ScotWays wrote to all its members with a more detailed analysis, inviting them to write to the Scottish Executive to express any concerns or make any constructive suggestions during the consultation period. ScotWays also pushed for the law on rights of way to be reformed, but the general enthusiasm for the new universal right of access made some commentators wonder why spend time looking at what had been described as ‘the failed system of rights of way’ and that ‘rights of way would wither on the vine’.
The large number of responses to the draft bill caused even more slippage and it was November 2001 before the draft bill was introduced into Parliament. This version was a great improvement on the consultation draft issued in February 2001 but there were still concerns about the relationship between the new access rights and existing rights of way.
The committee stages saw over 270 amendments considered, more than any bill previously introduced to Parliament, with the majority referring to Part One (the access rights section) of the draft Bill. ScotWays worked with MSP Bill Aitken to table amendments as well as attending meetings with officials and lawyers from the then Scottish Executive.
The final part of the committee stages – stage 3 – was debated in November 2002. In January 2003 the Bill was passed by the Scottish Parliament and on 25 February 2003 it received Royal Assent.
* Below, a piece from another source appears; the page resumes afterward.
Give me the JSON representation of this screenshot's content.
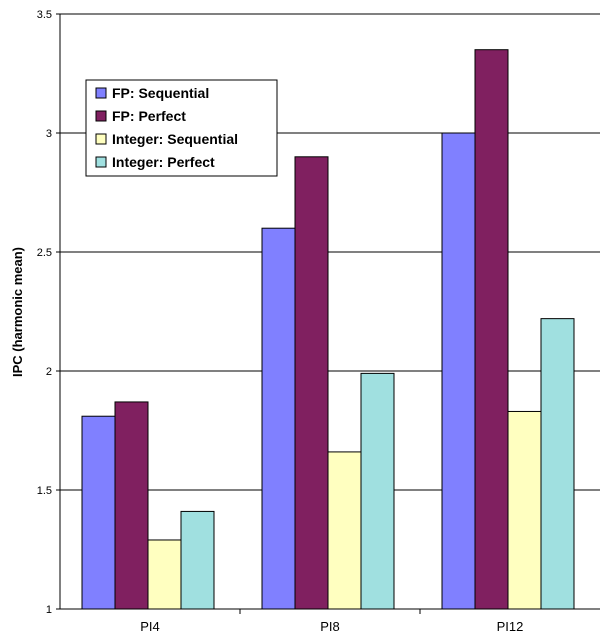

Access rights were not yet operational as the Scottish Outdoor Access Code had to be in place before that could happen and work continued on it apace. It would be well into 2004 before it was finally ready for approval by Ministers and February 2005 before access rights came into effect.
Writing in the ScotWays Annual Report and Newsletters for 2003, both Chair George Menzies and National Secretary Sandy Valentine paid tribute to retiring chair Bruce Logan who had spent an “inordinate amount of time in dealing with the legislative proposals on access, in drafting proposals, convening meetings of the legal committee and attending innumerable meetings of a whole range of bodies that are interested in the outcome.” Thanks to the work of Bruce and others including directors Donald Bennet, James Gay, Bob Aitken and many, many of our members, not only are our access rights the best in Europe, but rights of way received a boost, including the application of the new powers for dealing with obstructions, dangerous impediments and other safety issues, the expansion of the remit of local access fora to include rights of way and the extension of the new and much less expensive summary Sheriff Court procedure to be used to determine rights of way.